By March of 1848, the discovery of gold at the Sutter site was confirmed by newspaper publisher and merchant Samuel Brannan, who had hastily stocked his store with gold prospecting supplies and advertised the discovery throughout San Francisco. The New York Herald, a major news source on the eastern coast of the United States, reported the California gold discovery in its August 19th edition of 1848. On December 5th of the same year. President James Polk confirmed the discovery in an address to Congress and, with that, the gold rush began. As John Sutter had feared, his business plans were ruined, his workers left to pan for gold, and squatters took over his land and stole both his crops and his cattle.
While the sudden influx of gold into the money supply reinvigorated the American economy, it had severe effects on Native Californians and sped the Native American population’s decline from disease, starvation and genocide. Whole indigenous societies were attacked and pushed off their lands by the gold seekers. Dependent on traditional hunting, gathering and agriculture, Native Americans became victims as gravel, silt and toxic chemicals from prospecting operations killed fish and destroyed habitats. Game disappeared as settlements and mining camps were built amidst game and food gathering locations. Newly plowed farms to feed the miners took away more of land.
Systematic attacks against tribespeople living near mining districts occurred. The numbers of killings of California Native Americans by non-natives between 1846 and 1873 was estimated at between ninety-four hundred and sixteen thousand, most of which occurred in more than three hundred-seventy massacres. If Native people responded in retribution, large scale attacks would be made against entire Native villages. One such attack was the 1852 Bridge Gulch Massacre where a group of setters attacked a band of Wintu Indians; only three children survived the massacre.
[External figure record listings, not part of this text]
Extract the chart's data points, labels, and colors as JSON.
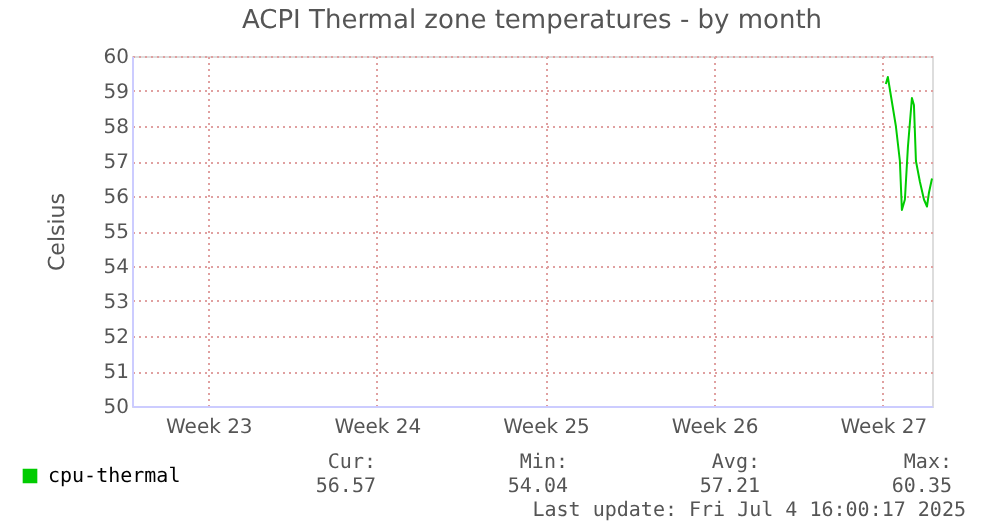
{
  "chart_data": {
    "type": "line",
    "title": "ACPI Thermal zone temperatures - by month",
    "ylabel": "Celsius",
    "x": [
      "2025-07-02T18:00",
      "2025-07-02T20:00",
      "2025-07-03T00:00",
      "2025-07-03T04:00",
      "2025-07-03T08:00",
      "2025-07-03T10:00",
      "2025-07-03T13:00",
      "2025-07-03T16:00",
      "2025-07-03T20:00",
      "2025-07-03T22:00",
      "2025-07-04T00:00",
      "2025-07-04T04:00",
      "2025-07-04T08:00",
      "2025-07-04T11:00",
      "2025-07-04T13:00",
      "2025-07-04T16:00"
    ],
    "series": [
      {
        "name": "cpu-thermal",
        "color": "#00cc00",
        "values": [
          59.2,
          59.4,
          58.7,
          58.0,
          57.0,
          55.6,
          55.9,
          57.4,
          58.8,
          58.6,
          57.0,
          56.4,
          55.9,
          55.7,
          56.1,
          56.5
        ]
      }
    ],
    "xlim": [
      "2025-06-01T11:00",
      "2025-07-04T16:00"
    ],
    "xticks": [
      {
        "value": "2025-06-04T15:00",
        "label": "Week 23"
      },
      {
        "value": "2025-06-11T15:00",
        "label": "Week 24"
      },
      {
        "value": "2025-06-18T15:00",
        "label": "Week 25"
      },
      {
        "value": "2025-06-25T15:00",
        "label": "Week 26"
      },
      {
        "value": "2025-07-02T15:00",
        "label": "Week 27"
      }
    ],
    "ylim": [
      50,
      60
    ],
    "yticks": [
      50,
      51,
      52,
      53,
      54,
      55,
      56,
      57,
      58,
      59,
      60
    ],
    "grid": true,
    "legend": "bottom left",
    "marker": "none",
    "line_style": "solid",
    "annotations": [
      "Cur:",
      "56.57",
      "Min:",
      "54.04",
      "Avg:",
      "57.21",
      "Max:",
      "60.35",
      "Last update: Fri Jul  4 16:00:17 2025"
    ]
  }
}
California’s first governor, Peter Burnett, declared there were only two options towards the California Native population, removal or extermination. On the twenty-second of April in 1850, the California legislature passed the Act for the Government and Protection of Indians which allowed settlers to capture and use Native people as bonded workers, prohibited Native peoples’ testimony against settlers, and allowed the adoption of Native children by settlers, often for labor purposes. After the initial rapid economic growth had ended, laws and confiscatory taxes were imposed to drive out the remaining Native Americans, immigrants from China, Mexico, Chile and Latin America.